Estas singelas palavras de gratidão servem não só para recordar, bem como homenagear todas aquelas famílias, mulheres, homens e crianças, que viveram nos anos 70, na Ribeira de Viana do Castelo.

Anos de dificuldades e trabalho árduo…

Contudo, eram ruas cheias de crianças, alegres e ativas.
Uma rua que transpirava movimento, amizade e partilha. Brincadeiras do passado… o Tato/Fixe; os bailes, o armazém escuro, ou os casamentos ocorridos no armazém do Tio Martinho; as casas na árvore, no Monte Sta.

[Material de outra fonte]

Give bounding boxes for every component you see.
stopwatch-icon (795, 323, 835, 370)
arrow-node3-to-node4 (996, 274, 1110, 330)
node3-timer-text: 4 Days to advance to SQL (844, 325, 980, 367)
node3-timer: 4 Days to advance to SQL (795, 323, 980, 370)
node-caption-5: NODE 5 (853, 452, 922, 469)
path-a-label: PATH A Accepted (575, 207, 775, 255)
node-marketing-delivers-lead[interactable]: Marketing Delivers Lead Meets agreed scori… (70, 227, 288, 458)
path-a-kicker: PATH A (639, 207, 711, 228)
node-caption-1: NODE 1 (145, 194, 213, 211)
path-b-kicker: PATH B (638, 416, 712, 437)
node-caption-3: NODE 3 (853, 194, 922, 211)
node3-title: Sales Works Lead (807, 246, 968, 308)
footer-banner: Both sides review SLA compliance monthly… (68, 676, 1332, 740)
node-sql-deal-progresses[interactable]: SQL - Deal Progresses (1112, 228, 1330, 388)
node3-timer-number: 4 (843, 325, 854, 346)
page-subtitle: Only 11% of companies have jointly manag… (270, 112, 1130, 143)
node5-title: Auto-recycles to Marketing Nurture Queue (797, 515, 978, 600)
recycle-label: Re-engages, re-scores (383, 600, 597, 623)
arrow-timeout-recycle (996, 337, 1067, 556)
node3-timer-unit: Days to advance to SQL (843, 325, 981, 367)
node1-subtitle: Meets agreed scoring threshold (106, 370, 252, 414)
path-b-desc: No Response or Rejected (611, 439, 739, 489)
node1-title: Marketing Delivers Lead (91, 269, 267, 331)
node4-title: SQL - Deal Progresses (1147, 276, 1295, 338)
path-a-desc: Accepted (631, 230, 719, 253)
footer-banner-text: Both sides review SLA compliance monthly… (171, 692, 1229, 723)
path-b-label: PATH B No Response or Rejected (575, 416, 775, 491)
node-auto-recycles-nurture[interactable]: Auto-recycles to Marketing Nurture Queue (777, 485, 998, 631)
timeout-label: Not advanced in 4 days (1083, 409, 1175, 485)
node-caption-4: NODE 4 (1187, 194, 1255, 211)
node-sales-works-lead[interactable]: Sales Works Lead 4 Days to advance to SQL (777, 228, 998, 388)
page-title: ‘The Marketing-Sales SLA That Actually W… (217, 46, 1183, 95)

Luzia; a apanha do mexilhão, do berbigão e, a corrida de carrinhos de mão até à Lota; os campeonatos de futebol, entre ruas, no Campo da Sra. D´Agonia, seguidos do famoso mergulho no cais; as batalhas no castelo, entre outras brincadeiras.

Por outro lado, havia um associativismo informal, uma entre-ajuda livre e fraterna. À falta da cebola para a sopa contávamos com a solidariedade do vizinho; o peixe que sobrava, do quinhão, oferecia-se ao mais necessitados; levava-se as compras das senhoras mais idosas, nem que fosse para receber aquele rebuçado…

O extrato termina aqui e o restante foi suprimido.